Diantara kelembutan riya’ adalah menjadikan
ikhlas sebagai wasilah untuk mendapatkan apa yang menjadi keinginannya.
Syaikhul Islam Ibnu Taimiyyah mengatakan, “Dihikayatkan dari Abu
Hamid Al-Ghazali bahwasanya telah sampai kepadanya kabar, barangsiapa yang
ikhlas kepada Alloh selama 40 hari, niscaya akan terpancar hikmah dari hatinya
melalui lisannya. Ia berkata: “Aku telah berbuat ikhlas selama 40 hari, namun
tidak juga terpancar hikmah sedikitpun”. Kemudian aku ceritakan hal itu kepada
orang-orang yang arif, mereka mengatakan kepadaku: Karena kamu berbuat ikhlas
untuk mendapatkan hikmah, bukan ikhlas karena Allah!”[5]. Yang demikian itu dikarenakan
tujuan manusia berbuat ikhlas untuk mendapatkan kelembutan dan hikmah, atau
untuk mendapatkan pengagungan dan pujian manusia.
Maka hal ini sesuai dengan perkataan ulama ahli sufi,
bahwa kita kadang tidak bisa membedakan antara riya’ jali (terang) dan khafi
(samar), kecuali orang-orang yang benar-benar selalu mensucikan dalam
hatinya hanyalah beribadah kepada Allah semata. Karena dengan kedekatan
pada-Nya, dalam hatinya sudah dibersihkan daripada penyakit-penyakit yang buruk
(madzmumah)[6]:
وَلَا يَسْلِمُ مِنَ الرِّيَاءِ
الْجَلِيِّ وَالْخَفِيِّ إِلَّا الْعَارِفُوْنَ الْمُوَحِّدُوْنَ لِأَنَّ اللهَ
طَهَّرَهُمْ مِّنْ دَقَائِقِ الشِّرْكِ
Allah berfirman dalam surat al-Kahfi ayat 110:
قُلْ إِنَّمَا أَنَا بَشَرٌ
مِثْلُكُمْ يُوحَى إِلَيَّ أَنَّمَا إِلَهُكُمْ إِلَهٌ وَاحِدٌ
فَمَنْ كَانَ يَرْجُو لِقَاءَ رَبِّهِ
فَلْيَعْمَلْ عَمَلًا صَالِحًا وَلَا يُشْرِكْ بِعِبَادَةِ رَبِّهِ أَحَدًا
“Katakanlah: Sesungguhnya aku ini manusia biasa
seperti kamu yang diwahyukan kepadaku, bahwa sesungguhnya Tuhan kamu itu adalah
Tuhan yang Esa, Barangsiapa yang mengharap perjumpaan dengan Tuhannya, maka
hendaklah ia mengerjakan amal yang saleh dan janganlah ia mempersekutukan
seorangpun dalam beribadat kepada Tuhannya”.

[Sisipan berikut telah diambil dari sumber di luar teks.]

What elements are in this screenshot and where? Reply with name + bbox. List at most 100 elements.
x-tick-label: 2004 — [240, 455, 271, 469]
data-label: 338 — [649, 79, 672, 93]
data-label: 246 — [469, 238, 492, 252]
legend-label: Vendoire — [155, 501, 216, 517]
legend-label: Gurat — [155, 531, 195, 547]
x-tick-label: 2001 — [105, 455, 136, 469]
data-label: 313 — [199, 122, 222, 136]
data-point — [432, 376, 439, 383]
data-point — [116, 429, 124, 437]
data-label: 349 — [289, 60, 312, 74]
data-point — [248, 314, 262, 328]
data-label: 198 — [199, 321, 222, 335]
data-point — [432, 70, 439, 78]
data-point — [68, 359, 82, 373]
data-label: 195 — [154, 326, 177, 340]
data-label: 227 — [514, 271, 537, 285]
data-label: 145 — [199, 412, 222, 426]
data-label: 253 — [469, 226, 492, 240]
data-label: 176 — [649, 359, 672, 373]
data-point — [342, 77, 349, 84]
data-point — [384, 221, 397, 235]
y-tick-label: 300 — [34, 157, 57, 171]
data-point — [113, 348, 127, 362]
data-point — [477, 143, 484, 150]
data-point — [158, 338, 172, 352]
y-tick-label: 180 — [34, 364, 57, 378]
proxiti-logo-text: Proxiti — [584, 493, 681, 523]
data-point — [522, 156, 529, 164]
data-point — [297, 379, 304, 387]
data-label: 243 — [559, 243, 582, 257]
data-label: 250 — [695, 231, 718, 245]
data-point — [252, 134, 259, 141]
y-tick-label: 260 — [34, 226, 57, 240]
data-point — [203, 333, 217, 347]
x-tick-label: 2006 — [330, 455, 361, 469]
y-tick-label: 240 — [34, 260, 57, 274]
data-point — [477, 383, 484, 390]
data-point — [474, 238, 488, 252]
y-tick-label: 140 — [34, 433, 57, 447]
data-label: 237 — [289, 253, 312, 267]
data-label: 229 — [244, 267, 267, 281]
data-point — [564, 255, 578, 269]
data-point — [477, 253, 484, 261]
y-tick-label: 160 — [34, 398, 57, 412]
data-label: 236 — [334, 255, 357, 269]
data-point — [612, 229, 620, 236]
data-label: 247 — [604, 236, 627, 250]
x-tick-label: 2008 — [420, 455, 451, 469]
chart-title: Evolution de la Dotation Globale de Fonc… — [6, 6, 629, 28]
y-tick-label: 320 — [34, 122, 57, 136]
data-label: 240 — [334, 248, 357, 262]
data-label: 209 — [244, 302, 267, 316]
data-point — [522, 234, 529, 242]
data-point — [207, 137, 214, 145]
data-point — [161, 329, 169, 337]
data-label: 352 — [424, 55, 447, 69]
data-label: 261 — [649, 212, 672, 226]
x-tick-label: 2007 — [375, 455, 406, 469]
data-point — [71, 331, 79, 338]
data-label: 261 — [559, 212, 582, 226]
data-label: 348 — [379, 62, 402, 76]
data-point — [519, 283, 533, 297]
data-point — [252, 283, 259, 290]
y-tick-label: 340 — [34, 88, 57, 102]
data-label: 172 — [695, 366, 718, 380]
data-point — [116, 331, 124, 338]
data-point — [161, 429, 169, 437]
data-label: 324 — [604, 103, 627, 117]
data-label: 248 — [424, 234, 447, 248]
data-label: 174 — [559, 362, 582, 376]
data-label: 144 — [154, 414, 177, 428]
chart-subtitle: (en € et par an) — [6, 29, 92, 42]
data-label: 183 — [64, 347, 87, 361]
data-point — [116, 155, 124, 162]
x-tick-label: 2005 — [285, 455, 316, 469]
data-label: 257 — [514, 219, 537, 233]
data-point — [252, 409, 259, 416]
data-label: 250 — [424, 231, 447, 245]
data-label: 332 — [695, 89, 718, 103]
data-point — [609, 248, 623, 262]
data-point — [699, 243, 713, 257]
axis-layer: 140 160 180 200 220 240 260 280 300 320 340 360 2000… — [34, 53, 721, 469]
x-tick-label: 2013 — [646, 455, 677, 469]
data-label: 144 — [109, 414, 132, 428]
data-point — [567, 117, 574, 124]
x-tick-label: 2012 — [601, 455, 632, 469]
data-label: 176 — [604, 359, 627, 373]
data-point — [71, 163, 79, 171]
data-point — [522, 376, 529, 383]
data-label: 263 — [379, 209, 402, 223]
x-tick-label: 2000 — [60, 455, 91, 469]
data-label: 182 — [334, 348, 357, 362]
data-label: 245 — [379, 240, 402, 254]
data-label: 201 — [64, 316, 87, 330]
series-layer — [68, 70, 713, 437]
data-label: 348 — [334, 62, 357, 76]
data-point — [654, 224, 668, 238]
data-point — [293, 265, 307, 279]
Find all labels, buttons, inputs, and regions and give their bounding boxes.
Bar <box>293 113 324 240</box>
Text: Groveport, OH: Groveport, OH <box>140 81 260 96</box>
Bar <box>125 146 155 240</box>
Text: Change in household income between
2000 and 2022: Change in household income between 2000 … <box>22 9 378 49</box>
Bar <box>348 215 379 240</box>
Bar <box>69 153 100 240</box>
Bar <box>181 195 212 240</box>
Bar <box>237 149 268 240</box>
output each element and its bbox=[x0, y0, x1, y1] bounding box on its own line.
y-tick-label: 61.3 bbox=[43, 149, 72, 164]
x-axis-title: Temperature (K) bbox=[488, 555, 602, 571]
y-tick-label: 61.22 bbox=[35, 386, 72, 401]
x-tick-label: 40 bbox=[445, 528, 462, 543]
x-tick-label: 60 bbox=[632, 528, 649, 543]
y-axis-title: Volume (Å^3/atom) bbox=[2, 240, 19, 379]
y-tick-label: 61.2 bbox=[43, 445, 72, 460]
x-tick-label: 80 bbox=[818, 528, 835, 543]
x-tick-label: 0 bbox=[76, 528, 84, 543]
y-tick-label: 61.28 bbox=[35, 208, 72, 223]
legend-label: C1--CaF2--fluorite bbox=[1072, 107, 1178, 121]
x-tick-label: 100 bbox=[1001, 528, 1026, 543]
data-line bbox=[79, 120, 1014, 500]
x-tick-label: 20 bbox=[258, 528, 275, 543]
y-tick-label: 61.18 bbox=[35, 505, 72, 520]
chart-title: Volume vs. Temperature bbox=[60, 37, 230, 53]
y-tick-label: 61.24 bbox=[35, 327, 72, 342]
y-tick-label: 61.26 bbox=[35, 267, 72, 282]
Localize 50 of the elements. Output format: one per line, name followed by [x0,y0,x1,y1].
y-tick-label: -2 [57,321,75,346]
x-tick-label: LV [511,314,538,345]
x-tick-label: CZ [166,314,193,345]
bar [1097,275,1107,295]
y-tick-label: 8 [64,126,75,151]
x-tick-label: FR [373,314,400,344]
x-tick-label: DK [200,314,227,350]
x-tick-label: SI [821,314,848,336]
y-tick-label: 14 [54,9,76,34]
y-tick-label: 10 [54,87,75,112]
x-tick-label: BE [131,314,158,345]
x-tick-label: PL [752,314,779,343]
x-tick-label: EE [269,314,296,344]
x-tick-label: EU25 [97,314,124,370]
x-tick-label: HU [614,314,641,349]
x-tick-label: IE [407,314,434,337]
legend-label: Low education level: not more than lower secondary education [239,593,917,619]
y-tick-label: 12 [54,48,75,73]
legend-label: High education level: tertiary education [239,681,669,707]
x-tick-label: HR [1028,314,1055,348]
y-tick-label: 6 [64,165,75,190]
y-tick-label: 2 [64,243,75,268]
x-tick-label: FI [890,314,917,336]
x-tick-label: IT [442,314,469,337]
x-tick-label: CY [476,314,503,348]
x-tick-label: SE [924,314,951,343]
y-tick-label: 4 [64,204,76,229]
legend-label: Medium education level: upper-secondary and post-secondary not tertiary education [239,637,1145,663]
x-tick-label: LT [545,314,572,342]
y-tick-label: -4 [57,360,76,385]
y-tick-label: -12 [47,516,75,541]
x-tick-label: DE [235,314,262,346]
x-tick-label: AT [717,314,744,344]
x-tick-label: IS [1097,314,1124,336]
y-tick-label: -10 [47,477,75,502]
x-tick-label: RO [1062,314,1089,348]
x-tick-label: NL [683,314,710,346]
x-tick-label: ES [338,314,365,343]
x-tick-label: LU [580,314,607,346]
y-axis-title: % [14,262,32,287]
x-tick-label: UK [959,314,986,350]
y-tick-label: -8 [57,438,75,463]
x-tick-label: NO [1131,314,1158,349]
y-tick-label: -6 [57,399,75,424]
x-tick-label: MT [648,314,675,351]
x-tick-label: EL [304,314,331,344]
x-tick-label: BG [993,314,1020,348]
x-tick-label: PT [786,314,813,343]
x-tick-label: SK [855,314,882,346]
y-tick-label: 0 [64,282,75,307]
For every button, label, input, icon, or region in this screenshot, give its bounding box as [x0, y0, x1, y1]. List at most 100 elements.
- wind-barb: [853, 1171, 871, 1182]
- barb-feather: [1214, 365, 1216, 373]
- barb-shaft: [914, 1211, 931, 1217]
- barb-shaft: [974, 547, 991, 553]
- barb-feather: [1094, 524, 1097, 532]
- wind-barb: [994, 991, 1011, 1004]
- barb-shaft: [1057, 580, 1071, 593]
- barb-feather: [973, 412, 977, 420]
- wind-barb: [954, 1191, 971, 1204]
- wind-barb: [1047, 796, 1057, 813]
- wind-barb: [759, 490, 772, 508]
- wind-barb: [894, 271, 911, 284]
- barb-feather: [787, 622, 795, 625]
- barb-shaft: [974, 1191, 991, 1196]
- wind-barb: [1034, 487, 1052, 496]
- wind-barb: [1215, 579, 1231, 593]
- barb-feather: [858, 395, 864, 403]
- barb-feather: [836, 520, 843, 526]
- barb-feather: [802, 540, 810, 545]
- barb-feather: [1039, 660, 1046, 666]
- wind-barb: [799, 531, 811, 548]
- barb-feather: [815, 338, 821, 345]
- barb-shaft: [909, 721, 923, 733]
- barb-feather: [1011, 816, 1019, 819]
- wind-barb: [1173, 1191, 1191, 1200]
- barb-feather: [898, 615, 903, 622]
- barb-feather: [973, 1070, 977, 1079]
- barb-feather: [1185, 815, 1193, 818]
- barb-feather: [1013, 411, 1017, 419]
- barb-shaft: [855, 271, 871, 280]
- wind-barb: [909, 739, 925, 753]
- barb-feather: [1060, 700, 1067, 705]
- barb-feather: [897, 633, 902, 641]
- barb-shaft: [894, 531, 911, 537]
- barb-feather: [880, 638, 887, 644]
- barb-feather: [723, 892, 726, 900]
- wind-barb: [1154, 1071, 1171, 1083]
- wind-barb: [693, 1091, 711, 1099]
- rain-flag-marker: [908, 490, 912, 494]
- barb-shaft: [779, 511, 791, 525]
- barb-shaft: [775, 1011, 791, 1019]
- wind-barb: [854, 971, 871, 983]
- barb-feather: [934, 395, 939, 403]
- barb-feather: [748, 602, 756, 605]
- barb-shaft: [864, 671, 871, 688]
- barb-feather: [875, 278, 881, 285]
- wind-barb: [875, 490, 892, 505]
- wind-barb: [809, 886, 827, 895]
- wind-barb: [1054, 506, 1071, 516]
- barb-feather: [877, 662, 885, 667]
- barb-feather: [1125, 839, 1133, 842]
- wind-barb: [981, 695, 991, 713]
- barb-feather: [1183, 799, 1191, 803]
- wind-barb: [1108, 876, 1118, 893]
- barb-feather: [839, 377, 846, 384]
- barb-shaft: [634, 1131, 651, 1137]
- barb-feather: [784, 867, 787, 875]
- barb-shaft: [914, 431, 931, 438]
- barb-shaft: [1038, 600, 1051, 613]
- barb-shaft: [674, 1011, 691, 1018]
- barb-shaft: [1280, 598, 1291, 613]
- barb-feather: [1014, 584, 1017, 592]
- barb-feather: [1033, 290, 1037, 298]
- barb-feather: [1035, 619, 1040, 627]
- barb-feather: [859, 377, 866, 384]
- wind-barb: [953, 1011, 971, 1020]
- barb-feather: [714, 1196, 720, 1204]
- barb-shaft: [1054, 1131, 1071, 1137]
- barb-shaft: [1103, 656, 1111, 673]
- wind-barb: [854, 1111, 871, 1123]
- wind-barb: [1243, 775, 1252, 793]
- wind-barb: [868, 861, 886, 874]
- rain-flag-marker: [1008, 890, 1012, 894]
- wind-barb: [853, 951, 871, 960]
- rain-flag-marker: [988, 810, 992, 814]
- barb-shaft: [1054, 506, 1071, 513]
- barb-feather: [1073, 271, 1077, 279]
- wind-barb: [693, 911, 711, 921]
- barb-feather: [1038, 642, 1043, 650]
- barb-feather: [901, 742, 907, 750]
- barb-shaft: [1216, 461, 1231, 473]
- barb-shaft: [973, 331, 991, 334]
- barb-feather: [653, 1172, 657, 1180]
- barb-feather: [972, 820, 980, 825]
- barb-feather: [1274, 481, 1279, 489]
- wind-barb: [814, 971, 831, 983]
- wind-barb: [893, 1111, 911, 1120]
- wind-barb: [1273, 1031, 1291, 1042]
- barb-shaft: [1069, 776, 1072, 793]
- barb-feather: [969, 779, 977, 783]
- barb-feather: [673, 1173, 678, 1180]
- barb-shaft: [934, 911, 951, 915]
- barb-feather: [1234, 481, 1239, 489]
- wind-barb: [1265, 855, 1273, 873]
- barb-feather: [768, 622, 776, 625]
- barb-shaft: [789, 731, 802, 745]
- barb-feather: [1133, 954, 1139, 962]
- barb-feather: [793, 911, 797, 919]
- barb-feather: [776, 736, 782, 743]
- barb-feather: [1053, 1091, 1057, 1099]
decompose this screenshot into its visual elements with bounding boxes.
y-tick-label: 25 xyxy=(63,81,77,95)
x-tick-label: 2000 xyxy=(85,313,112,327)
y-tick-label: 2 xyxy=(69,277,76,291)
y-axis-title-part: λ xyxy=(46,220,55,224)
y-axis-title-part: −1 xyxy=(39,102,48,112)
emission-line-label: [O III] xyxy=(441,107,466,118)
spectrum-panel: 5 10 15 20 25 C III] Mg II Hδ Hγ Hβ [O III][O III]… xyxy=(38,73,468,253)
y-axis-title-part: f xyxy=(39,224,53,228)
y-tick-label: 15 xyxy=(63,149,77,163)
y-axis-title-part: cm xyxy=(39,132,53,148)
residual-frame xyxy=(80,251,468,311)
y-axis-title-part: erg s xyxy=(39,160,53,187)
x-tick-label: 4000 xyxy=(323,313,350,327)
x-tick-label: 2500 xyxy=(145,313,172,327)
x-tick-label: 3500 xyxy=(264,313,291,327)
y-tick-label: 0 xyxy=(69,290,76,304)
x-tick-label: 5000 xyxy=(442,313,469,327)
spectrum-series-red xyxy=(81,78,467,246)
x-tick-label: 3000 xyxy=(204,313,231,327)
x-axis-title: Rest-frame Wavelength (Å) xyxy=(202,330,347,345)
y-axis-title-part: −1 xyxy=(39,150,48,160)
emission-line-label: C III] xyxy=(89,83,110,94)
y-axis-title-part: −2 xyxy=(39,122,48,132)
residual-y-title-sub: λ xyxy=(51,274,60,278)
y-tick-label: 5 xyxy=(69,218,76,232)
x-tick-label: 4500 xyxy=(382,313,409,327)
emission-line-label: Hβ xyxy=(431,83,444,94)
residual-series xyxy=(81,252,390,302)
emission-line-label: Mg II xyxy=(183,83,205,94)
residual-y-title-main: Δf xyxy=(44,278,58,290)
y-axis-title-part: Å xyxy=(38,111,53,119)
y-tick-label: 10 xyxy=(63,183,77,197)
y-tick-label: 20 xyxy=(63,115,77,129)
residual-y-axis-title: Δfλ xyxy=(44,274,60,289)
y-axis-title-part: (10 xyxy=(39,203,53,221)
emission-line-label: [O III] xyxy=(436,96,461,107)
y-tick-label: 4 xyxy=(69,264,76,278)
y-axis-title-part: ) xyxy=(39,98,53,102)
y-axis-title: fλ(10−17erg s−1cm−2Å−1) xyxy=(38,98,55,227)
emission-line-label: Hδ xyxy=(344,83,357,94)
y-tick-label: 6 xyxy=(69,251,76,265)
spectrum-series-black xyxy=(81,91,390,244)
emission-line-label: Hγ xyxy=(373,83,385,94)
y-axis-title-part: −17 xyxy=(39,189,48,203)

Ayat diatas menerangkan kepada kita, sekiranya beramal
tapi masih mengharapkan pujian daripada selain Allah, maka sifat riya’ sudah
masuk dalam diri kita, dan itu sangat berbahaya karena kita beramal untuk
menuai hasilnya nanti di akhirat.
Allah SWT berfirman dalam surat Asy-Syuura ayat 20:
مَنْ كَانَ يُرِيدُ حَرْثَ
الْآَخِرَةِ نَزِدْ لَهُ فِي حَرْثِهِ
وَمَنْ كَانَ يُرِيدُ حَرْثَ
الدُّنْيَا نُؤْتِهِ مِنْهَا وَمَا لَهُ فِي الْآَخِرَةِ مِنْ نَصِيبٍ
“Barang siapa yang menghendaki keuntungan di akhirat,
akan Kami tambah keuntungan itu baginya, dan barang siapa yang menghendaki
keuntungan di dunia, Kami berikan kepadanya sebagian dari keuntungan dunia dan
tidak ada baginya suatu bahagianpun di akhirat”.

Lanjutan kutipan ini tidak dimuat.